The form of all these mountains indicates that they have suffered prolonged and intense erosion. Though of volcanic origin, none of them shows a crater or a well-preserved cone. A series of radiating valleys, very deep and narrow, has been cut into the old volcanic pile, and between these valleys there are high steep-sided spurs, the summits of which are knife edges often only broad enough to serve as a footpath.
The whole of the island of St. Vincent is made up of ancient lava flows alternating with volcanic fragmental deposits or tuffs. These tuffs consist of boulders of all sizes imbedded in a matrix of coarse and fine gravel and sand, the whole being compacted into a rather soft rock, which is known as 'tuff agglomerate' or merely 'agglomerate.' These ancient agglomerates show that there have been many eruptions of the volcanoes of St. Vincent of the same character as that of 1902. They contain bombs as well as blocks.
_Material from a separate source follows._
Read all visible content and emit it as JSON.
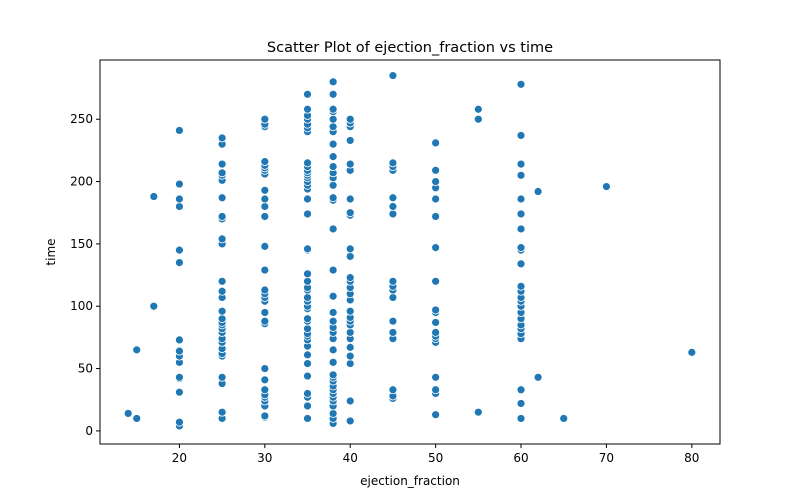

The beds of solid rock on the island show that many of the ancient eruptions were accompanied by extensive flows of molten lava. The porous agglomerates have suffered much from the decomposing action of percolating waters, and the lava beds show extensive alteration due to the same agency. Beautiful spheroidal weathering is common in the basalts of the southeastern part of the island and in the elevated beach conglomerates of the windward coast.
On 08 May 1902, the civilized world was startled by the news that a great eruption of Mt. Pelee on the island of Martinique had taken place, resulting in the annihilation of St. Pierre, the largest and most beautiful city in the Lesser Antilles. less notice, on 07 May 1902, the volcano known as La Soufriere on St. Vincent suffered a great eruption attended by much loss of human life and property.
An official estimate of the loss of life on St. Vincent by the eruption placed the number of killed at 1350. The actual number of bodies buried was 1298, including those of the wounded who died in the hospitals. Almost all of the people who passed through the fury of the eruption and escaped uninjured had taken refuge in cellars the only openings into which were on the side farthest from the crater and were, moreover, tightly closed with wooden doors or shutters.
The particular feature of the eruption of the Soufriere was the enormous amount of dust which was thrown into the air and distributed over a vast, somewhat elliptical area, the extent of which cannot be calculated for lack of data. The dust was spread like a gray mantle over the island, generally diminishing in thickness from the crater outwards, but collected in vast deposits in certain valleys on the sides of the mountain, where the conditions seem to have been particularly favorable.
The La Soufriere crater was probably unchanged in diameter, and about nine-tenths of a mile in diameter from east to west and eight-tenths of a mile from north to south. The beautiful crater lake, for which the Soufriere was famous before the eruption, had disappeared of course, but there was a small lake of boiling water in the bottom of the pit, from the southeastern quarter of which steam was ascending in a strong column. This column at intervals was carrying up quantities of black sand with it to moderate heights above the bottom of the crater.
The area of devastation on St. Vincent was very large in proportion to the total area of the island. It was about forty-six square miles, practically one-third the entire area of the island. From much of this devastated area, however, the ashes were washed off so rapidly by the rain that vegetation was soon asserting itself and within another year crops were growing there again.